7. Scope of Recipients

The Users’ personal information held by the Company may be disclosed, as below, to third parties other than the Company:

  1. Personal information to be disclosed

The name, address, and telephone number of the Users of the Services who desire to purchase 


  1. Persons to whom personal information will be disclosed

Users who accept purchase requests


  1. Period of disclosure

The period from the time of acceptance of a purchase request until merchandise arrives to the Users who desire to purchase.


As mentioned above, Users who are disclosed other User’s personal information (i.e., item (2) above) may not disclose such personal information of other Users (i.e., item (1) above) to any third parties without consent of such other Users.

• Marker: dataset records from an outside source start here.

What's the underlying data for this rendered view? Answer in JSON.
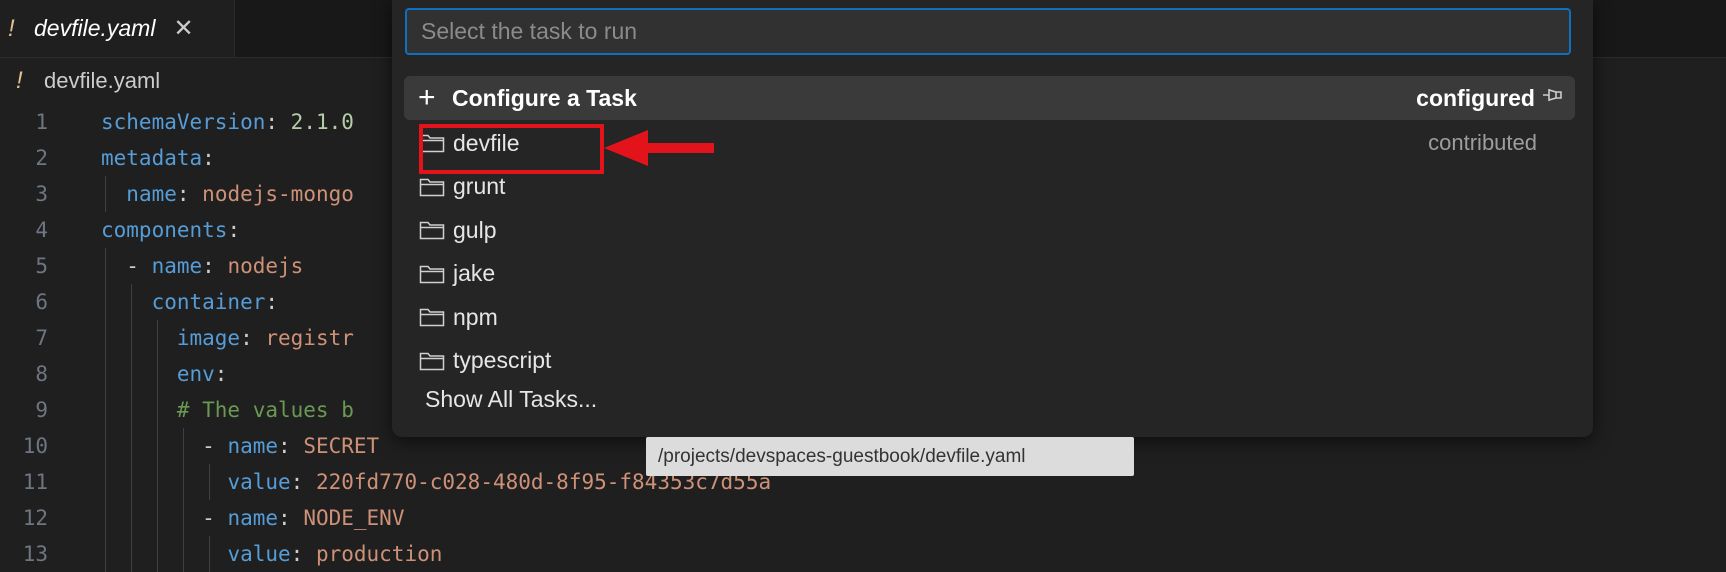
{
  "tab": {
    "icon": "!",
    "filename": "devfile.yaml",
    "close": "✕"
  },
  "breadcrumb": {
    "icon": "!",
    "text": "devfile.yaml"
  },
  "code": {
    "lines": [
      {
        "n": "1",
        "parts": [
          [
            "schemaVersion",
            "key"
          ],
          [
            ": ",
            "pun"
          ],
          [
            "2.1.0",
            "num"
          ]
        ]
      },
      {
        "n": "2",
        "parts": [
          [
            "metadata",
            "key"
          ],
          [
            ":",
            "pun"
          ]
        ]
      },
      {
        "n": "3",
        "parts": [
          [
            "  ",
            "pun"
          ],
          [
            "name",
            "key"
          ],
          [
            ": ",
            "pun"
          ],
          [
            "nodejs-mongo",
            "val"
          ]
        ]
      },
      {
        "n": "4",
        "parts": [
          [
            "components",
            "key"
          ],
          [
            ":",
            "pun"
          ]
        ]
      },
      {
        "n": "5",
        "parts": [
          [
            "  - ",
            "pun"
          ],
          [
            "name",
            "key"
          ],
          [
            ": ",
            "pun"
          ],
          [
            "nodejs",
            "val"
          ]
        ]
      },
      {
        "n": "6",
        "parts": [
          [
            "    ",
            "pun"
          ],
          [
            "container",
            "key"
          ],
          [
            ":",
            "pun"
          ]
        ]
      },
      {
        "n": "7",
        "parts": [
          [
            "      ",
            "pun"
          ],
          [
            "image",
            "key"
          ],
          [
            ": ",
            "pun"
          ],
          [
            "registr",
            "val"
          ]
        ]
      },
      {
        "n": "8",
        "parts": [
          [
            "      ",
            "pun"
          ],
          [
            "env",
            "key"
          ],
          [
            ":",
            "pun"
          ]
        ]
      },
      {
        "n": "9",
        "parts": [
          [
            "      ",
            "pun"
          ],
          [
            "# The values b",
            "com"
          ]
        ]
      },
      {
        "n": "10",
        "parts": [
          [
            "        - ",
            "pun"
          ],
          [
            "name",
            "key"
          ],
          [
            ": ",
            "pun"
          ],
          [
            "SECRET",
            "val"
          ]
        ]
      },
      {
        "n": "11",
        "parts": [
          [
            "          ",
            "pun"
          ],
          [
            "value",
            "key"
          ],
          [
            ": ",
            "pun"
          ],
          [
            "220fd770-c028-480d-8f95-f84353c7d55a",
            "val"
          ]
        ]
      },
      {
        "n": "12",
        "parts": [
          [
            "        - ",
            "pun"
          ],
          [
            "name",
            "key"
          ],
          [
            ": ",
            "pun"
          ],
          [
            "NODE_ENV",
            "val"
          ]
        ]
      },
      {
        "n": "13",
        "parts": [
          [
            "          ",
            "pun"
          ],
          [
            "value",
            "key"
          ],
          [
            ": ",
            "pun"
          ],
          [
            "production",
            "val"
          ]
        ]
      }
    ]
  },
  "quickpick": {
    "placeholder": "Select the task to run",
    "configure": {
      "icon": "+",
      "label": "Configure a Task",
      "group": "configured",
      "pin_icon": "pin-icon"
    },
    "tasks": [
      {
        "label": "devfile",
        "desc": "contributed"
      },
      {
        "label": "grunt",
        "desc": ""
      },
      {
        "label": "gulp",
        "desc": ""
      },
      {
        "label": "jake",
        "desc": ""
      },
      {
        "label": "npm",
        "desc": ""
      },
      {
        "label": "typescript",
        "desc": ""
      }
    ],
    "show_all": "Show All Tasks..."
  },
  "tooltip": "/projects/devspaces-guestbook/devfile.yaml",
  "colors": {
    "accent": "#0e70c0",
    "highlight": "#e3131b",
    "background": "#1f1f1f",
    "panel": "#252526"
  }
}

8. Transfer to Outside of the EEA

The Company may provide the Users’ personal information to cloud vendors located outside the EEA (in the U.S.) within the purposes set forth in Chapter 1, Article 3 and Chapter 2, Article 2 hereof. In such case, the Company shall take appropriate protective measures such as executing data processing contracts with such cloud vendors and provide an appropriate level of protection of the Users’ personal information.


9. Updating the Privacy Policy

The Company may update the Privacy Policy as necessary. In the event users use the Services after the Privacy Policy has been updated, it shall be deemed that users have consented to the updated Privacy Policy; therefore, please read and confirm the content thereof carefully.